Revealing the Key Atomic Structures of Actin Filament Ends: A Cryo-EM Study from Perelman School of Medicine at University of Pennsylvania

2023-06-10 16:25:43

It has long been known that actin filaments – protein structures essential for the living movement of individual cells into animals – have a polarity associated with their physical characteristics, with growing and shrinking “sharp” ends. The ends of the filament are also different in how they interact with other proteins in cells. However, the mechanism that determines these differences has never been entirely clear to scientists. Now, researchers from the Perelman School of Medicine at the University of Pennsylvania have revealed the key atomic structures of actin filament ends through the use of a technique called cryo-electron microscopy (cryo-EM). The study, published in Scienceprovides fundamental information that can help provide details regarding disorders affecting certain muscle, bone, cardiac, neurological, and immune disorders resulting from actin defects or deficiencies.

Actin is the most abundant protein inside the cells of higher organisms, such as animals. It serves as the building block for long, thin structures called filaments, which provide key structural support as part of the cellular ‘cytoskeleton’, the system that gives cells their shape and polarity. Rapid changes in actin filaments underlie key cellular events such as movement along surfaces, cell-to-cell contact, and cell division. Actin filaments are also major components of muscle fibers.

“The results of our study provide a mechanistic understanding of a process that we have known for more than 40 years, called the filament treadmill, and impacts how we perceive the cellular roles of actin in health and disease,” said the study’s lead author. Roberto Dominguez, PhD, William Maul Measey Presidential Professor of Physiology at Penn.

Actin filament dynamics are largely governed by the “conveyor belt” process, whereby individual actin proteins are removed from one end of the filament, known as the pointed end, and added to the other end barbed. Actin filaments can be stabilized by distinct so-called “capping” proteins that bind to the ends of filaments to stop the addition or loss of individual actin proteins. Many other proteins also bind to the barbed and pointed ends of the actin filament. But the structural details determining the specificity of these interactions – the details that explain why these two ends work so differently – have remained obscure.

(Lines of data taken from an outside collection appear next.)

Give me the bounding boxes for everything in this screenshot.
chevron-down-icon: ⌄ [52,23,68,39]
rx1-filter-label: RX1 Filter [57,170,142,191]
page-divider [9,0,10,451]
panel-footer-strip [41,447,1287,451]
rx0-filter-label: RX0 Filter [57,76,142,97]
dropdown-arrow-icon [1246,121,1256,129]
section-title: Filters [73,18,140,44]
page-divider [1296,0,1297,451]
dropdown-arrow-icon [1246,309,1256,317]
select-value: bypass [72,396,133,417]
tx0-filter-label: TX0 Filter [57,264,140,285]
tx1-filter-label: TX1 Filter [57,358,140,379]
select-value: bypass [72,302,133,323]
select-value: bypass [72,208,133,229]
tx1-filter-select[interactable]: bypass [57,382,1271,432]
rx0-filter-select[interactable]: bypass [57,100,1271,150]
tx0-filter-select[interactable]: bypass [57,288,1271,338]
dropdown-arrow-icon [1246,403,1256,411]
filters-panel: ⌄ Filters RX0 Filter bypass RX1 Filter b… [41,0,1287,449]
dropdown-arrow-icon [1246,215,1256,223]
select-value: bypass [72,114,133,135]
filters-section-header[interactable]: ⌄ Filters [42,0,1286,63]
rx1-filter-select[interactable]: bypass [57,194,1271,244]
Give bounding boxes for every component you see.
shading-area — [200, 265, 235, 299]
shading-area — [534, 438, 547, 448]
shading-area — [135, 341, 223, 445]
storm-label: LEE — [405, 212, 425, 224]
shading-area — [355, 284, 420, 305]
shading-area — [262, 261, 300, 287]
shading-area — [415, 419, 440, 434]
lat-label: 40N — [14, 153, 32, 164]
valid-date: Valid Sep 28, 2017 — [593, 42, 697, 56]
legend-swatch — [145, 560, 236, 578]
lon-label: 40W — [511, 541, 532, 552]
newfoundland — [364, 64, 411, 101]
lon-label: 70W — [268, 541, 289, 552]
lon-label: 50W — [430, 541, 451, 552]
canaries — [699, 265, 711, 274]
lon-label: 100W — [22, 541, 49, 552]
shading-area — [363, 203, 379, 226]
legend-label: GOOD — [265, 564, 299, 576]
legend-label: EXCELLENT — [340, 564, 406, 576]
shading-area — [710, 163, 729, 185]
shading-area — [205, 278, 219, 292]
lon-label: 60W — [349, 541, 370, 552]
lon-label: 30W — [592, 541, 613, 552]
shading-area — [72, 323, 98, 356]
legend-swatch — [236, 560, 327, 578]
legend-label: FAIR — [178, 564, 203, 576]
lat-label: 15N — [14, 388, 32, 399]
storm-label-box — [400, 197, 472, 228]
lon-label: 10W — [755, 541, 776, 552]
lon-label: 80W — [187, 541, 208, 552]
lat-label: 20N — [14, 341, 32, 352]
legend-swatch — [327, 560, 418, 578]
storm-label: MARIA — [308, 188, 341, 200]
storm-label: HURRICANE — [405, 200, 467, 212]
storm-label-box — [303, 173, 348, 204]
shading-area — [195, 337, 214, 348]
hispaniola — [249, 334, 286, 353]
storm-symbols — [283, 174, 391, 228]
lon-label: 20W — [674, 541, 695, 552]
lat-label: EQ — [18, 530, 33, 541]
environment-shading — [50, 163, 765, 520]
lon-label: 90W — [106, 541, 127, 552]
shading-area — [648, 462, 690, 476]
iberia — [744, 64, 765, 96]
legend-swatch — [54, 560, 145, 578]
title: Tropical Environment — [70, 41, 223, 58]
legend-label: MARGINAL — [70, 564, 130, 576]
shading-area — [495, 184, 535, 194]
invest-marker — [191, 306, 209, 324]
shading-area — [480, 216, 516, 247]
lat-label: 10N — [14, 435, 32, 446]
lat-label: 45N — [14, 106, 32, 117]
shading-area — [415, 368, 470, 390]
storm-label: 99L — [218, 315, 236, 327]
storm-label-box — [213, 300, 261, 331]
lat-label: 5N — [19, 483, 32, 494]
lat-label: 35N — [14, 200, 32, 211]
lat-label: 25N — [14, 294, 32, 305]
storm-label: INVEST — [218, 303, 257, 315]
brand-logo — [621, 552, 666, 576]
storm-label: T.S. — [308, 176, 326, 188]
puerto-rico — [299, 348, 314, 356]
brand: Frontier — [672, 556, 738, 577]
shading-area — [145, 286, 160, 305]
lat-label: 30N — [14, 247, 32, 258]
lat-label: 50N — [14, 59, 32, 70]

In their study, the researchers, including two Penn students — Peter Carman, PhD, a recent graduate student in Dominguez’s lab, and Kyle Barrie, PhD, a graduate student currently in the lab who served as co-first authors — analyzed actin filaments using cryo-EM. With this high-resolution imaging technique, a researcher obtains several thousand snapshots of a target molecule, aligns them computationally, and then averages them to reduce random image “noise,” resulting in a reconstruction 3D of the molecule which can be sharp. enough to visualize the individual atoms.

With the help of artificial intelligence (AI), the researchers were able to focus on the ends of the filaments instead of their middles, as had previously been the norm in similar research. In doing so, they identified hundreds of thousands of filament end views, allowing them to obtain near-atomic-scale reconstructions. These revealed a “flat” actin shape, or conformation, at the uncapped barbed end, compared to a “twisted” conformation at the uncapped pointed end.

The data also detailed the structural changes induced by two actin filament capping proteins, CapZ at the barbed end and tropomodulin at the pointed end. These are the two proteins present at the filament ends of skeletal and cardiac muscles, playing a critical role in stabilizing actin filaments in muscle fibers, and without these proteins our muscles would collapse.

The results of this study provide crucial mechanistic details for a deeper understanding of actin biology as a whole. The researchers believe that this study information should also be useful in understanding and ultimately treating disorders caused by actin dysfunction.

Funding was provided by the National Institutes of Health (R01 GM073791, F31 HL156431).